Katyal was born on March 12, 1970, in Chicago to Indian immigrants from Punjab. His mother, Pratibha, is a paediatrician. His late father, Surender, was an engineer who arrived in the United States shortly before Katyal’s birth.

However their life was never easy. By Katyal's own admission, his parents juggled 3 jobs to make ends meet. In an X post he wrote, "Every time I think of my parents, who braved so much, gave up so much, all for their children. Working 3 jobs to make ends meet, suffering some of the hardest things in life. And yet who love this country like no other and who went through their own naturalization ceremonies."

During the tariff litigation, he posted a photograph of his kada, the Sikh steel bracelet, resting atop, case files. “Thinking of my father first and foremost, who came to this land of freedom… May the Constitution win,” he wrote.

The gesture was quiet but deliberate. The kada, one of the five articles of faith in Sikhism, symbolises discipline and moral accountability. Katyal has often described the “Punjabi spirit”, grit and fearlessness, as formative.

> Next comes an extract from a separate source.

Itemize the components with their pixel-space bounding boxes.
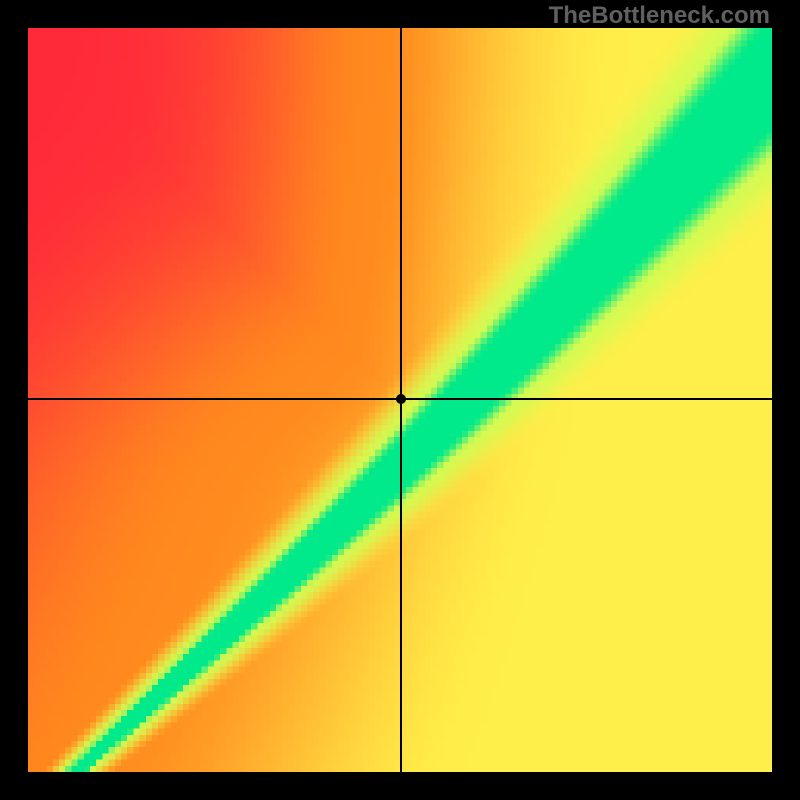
chart-frame: TheBottleneck.com bbox=[0, 0, 800, 800]
watermark-text: TheBottleneck.com bbox=[549, 2, 770, 30]
crosshair-dot bbox=[396, 394, 406, 404]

“As the son of immigrants,” he has said, “there is something profoundly American about standing in court and telling the President that the law does not allow this.”

For diaspora communities, his courtroom presence carries layered meaning: a child of immigrants arguing about the boundaries of presidential authority before the highest court in the United States.

Much quieter private life

Beyond the courtroom, Katyal’s life is deliberately grounded.

He lives in Chevy Chase, Maryland, with his wife, physician Joanna Rosen, a graduate of Yale School of Medicine. The couple have three children and keeps their family life largely private.

He has spoken about explaining Supreme Court cases to his children at the dinner table, distilling complex constitutional questions into terms they can grasp. Law, in his household, is not abstract.

His sister, Sonia Katyal, is a law professor at UC Berkeley School of Law. His brother-in-law, Jeffrey Rosen, is CEO Emeritus of the National Constitution Centre. Constitutional discourse runs through the extended family.

That personal ecosystem, immigrant parents, academic siblings, legal debates at home, forms the backdrop to the public advocate.